The Marvel TV series is a smart take on rape culture.



As Marvel continues to infect our lives with stridently competent comic book adaptations, it's nice to see what they produce actually be about something. Previous incarnations dealt with joy (Guardians of the Galaxy) and the security state (Captain America: The Winter Soldier). Jessica Jones deals with rape.

Kilgrave (David Tennant) is a walking nightmare. His power is mind control. He's constantly using and throwing away people to serve his immediate needs, sexual and otherwise, which results in support groups, self-medication, discussions of the cycle of abuse, and post-traumatic stress disorder. This is unique for a mainstream narrative. Like Preacher's Jesse Custer, he can compel someone to his will just by speaking to them. At any point in the story, he will walk into the room with a purple suit and a sneer and demand strangers do his bidding. His attitude is one of entitlement to other people's bodies, and dismissive sarcasm to empathy. His most frequent dictum is a short, curt "Leave." His one passion is stalking Krysten Ritter's title character, a superpowered private eye who deals with having been in his mental grasp by descending into alcoholism.

Krysten Ritter in Jessica Jones
  • Krysten Ritter in Jessica Jones

Jones is a Hulk-Buffy variant wrapped in friendly Marvel packaging.

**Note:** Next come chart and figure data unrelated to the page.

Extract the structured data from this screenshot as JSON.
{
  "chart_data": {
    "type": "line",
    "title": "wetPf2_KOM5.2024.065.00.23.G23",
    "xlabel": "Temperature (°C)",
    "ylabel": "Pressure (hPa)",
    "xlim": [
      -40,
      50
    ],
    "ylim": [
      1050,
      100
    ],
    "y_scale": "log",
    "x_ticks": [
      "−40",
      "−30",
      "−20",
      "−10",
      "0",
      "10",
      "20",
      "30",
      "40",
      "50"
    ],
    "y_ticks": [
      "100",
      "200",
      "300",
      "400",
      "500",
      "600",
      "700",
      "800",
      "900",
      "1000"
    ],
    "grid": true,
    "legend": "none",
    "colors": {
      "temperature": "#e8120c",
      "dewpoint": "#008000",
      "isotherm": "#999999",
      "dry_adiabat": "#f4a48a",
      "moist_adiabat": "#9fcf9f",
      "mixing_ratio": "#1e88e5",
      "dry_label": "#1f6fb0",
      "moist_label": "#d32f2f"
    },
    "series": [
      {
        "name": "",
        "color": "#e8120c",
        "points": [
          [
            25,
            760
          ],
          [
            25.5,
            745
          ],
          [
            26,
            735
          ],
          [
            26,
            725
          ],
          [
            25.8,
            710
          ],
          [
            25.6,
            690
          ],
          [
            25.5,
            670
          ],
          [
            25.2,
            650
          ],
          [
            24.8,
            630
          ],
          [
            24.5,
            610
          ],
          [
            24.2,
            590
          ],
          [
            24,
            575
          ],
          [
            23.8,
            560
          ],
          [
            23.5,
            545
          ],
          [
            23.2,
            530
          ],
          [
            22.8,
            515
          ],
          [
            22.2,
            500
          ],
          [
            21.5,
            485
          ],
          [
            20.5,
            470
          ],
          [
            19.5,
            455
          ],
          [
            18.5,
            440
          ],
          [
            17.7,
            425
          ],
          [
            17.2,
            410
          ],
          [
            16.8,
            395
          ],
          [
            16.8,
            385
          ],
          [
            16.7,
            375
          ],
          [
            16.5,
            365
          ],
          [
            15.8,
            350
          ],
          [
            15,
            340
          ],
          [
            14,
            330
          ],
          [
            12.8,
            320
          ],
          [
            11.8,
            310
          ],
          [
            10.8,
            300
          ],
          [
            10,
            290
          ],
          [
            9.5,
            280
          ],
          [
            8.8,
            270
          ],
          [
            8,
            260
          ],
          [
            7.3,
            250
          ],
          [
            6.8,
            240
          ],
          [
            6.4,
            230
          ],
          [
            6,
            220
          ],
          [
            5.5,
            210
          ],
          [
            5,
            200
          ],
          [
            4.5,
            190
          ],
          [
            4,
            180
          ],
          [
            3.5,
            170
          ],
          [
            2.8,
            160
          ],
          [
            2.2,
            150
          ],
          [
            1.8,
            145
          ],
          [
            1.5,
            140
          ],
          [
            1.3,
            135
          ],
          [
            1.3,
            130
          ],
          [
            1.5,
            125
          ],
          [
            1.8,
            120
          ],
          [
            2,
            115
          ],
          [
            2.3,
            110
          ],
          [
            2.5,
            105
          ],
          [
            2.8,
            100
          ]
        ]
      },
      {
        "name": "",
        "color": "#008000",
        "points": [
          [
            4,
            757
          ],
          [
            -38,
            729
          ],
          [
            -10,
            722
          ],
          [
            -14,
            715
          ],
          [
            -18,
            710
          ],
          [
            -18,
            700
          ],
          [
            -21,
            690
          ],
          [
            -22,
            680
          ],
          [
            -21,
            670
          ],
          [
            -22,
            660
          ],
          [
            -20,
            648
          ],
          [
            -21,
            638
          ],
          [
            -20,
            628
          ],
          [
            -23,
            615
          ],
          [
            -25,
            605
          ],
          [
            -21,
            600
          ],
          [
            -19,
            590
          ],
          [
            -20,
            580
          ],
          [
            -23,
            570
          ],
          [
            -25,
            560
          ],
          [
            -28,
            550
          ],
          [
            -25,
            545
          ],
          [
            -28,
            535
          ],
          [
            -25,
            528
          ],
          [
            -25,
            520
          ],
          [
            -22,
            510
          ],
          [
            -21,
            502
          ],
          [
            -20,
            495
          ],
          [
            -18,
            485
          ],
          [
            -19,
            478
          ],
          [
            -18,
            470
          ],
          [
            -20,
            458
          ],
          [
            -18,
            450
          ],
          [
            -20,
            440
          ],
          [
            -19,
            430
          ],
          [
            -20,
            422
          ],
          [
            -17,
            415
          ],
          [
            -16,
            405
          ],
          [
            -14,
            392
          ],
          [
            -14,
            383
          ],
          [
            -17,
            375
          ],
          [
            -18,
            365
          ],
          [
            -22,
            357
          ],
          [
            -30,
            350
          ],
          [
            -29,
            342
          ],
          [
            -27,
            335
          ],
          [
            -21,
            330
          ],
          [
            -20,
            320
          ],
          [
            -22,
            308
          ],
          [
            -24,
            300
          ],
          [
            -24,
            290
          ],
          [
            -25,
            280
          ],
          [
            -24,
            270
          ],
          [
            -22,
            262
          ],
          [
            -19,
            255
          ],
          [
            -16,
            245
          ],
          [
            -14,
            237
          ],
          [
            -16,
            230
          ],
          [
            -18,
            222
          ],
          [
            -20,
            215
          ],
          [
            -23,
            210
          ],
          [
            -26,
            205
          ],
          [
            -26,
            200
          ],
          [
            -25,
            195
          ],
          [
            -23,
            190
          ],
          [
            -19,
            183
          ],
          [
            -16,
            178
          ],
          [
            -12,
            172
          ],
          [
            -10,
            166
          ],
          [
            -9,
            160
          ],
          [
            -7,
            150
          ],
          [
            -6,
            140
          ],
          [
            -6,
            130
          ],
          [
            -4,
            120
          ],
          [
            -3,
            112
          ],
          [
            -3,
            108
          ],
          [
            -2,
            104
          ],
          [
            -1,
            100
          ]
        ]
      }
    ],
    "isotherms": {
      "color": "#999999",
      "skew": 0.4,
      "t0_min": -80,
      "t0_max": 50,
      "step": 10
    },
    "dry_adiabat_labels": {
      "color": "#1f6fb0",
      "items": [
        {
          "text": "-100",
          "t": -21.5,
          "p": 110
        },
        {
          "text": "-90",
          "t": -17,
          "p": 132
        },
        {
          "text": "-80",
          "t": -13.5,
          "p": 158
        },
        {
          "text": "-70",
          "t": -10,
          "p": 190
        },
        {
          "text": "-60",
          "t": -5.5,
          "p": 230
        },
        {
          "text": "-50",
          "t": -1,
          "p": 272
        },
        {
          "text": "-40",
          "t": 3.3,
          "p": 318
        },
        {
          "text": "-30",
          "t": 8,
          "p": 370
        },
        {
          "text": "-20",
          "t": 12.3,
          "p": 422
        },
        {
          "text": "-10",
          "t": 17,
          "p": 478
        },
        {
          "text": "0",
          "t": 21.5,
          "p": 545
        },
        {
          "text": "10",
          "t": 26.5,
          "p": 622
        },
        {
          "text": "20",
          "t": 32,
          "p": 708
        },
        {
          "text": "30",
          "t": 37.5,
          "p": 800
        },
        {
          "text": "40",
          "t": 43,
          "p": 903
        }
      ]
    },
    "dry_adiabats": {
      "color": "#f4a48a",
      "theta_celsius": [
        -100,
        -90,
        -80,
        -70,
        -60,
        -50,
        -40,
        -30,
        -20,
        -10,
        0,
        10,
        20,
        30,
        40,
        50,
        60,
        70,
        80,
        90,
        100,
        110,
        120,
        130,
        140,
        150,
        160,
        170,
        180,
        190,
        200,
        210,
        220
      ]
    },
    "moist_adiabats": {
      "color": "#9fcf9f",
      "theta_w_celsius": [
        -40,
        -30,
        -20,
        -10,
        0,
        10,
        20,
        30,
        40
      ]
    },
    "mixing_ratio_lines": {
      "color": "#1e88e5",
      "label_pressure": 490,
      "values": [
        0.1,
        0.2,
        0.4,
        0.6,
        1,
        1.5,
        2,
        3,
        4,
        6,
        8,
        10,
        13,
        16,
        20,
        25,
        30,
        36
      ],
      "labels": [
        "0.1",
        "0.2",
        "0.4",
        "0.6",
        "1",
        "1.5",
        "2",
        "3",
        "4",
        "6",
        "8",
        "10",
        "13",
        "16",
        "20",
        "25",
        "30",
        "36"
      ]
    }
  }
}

She can't kill her nemesis because she needs to prove he compelled a victim to murder; he won't kill her because he professes love. This makes for a wonderful fluidity between hero and villain. He shows up to talk, and it's terrifying. We could have gotten a version of this character that delves into the mind control aspect as wish fulfillment, and his British accent as suave. (He is often seen with women and money, or having people take his insults literally.) Instead the emphasis is on what it feels like to have your mind scrambled.

In the support group Jones starts, victims talk about a loss of identity and being overcome by shame for things as simple as Kilgrave asking for their jacket. Ritter is great at both snappy dialogue and weightier PTSD moments. She enlists a large number of allies, including fellow comic book heroes Luke Cage (Mike Colter) and Trish Walker (Rachael Taylor). Kilgrave's horror is the show's star, unusually scary for a Marvel villain. His dialogue is often textbook chauvinistic defenses of sexual assault, and his psychology based on abuse as a child: the medical experiments which gave him his powers, done by his parents.

Like other Marvel entertainment, there are tonally off supporting characters, once and future comic-book plots awkwardly grafted on, and wastes of good actors. The ending is anticlimactic, the action repetitive kick-punching.

Overall, it says something. Showrunner Melissa Rosenberg has said she was trying to make a blatant corrective to the use of sexual assault as a plot device on shows like Game of Thrones, where no time or realism is given to the psychology of victims or perpetrators. The result is a corporate product that has the ring of something honest and direct.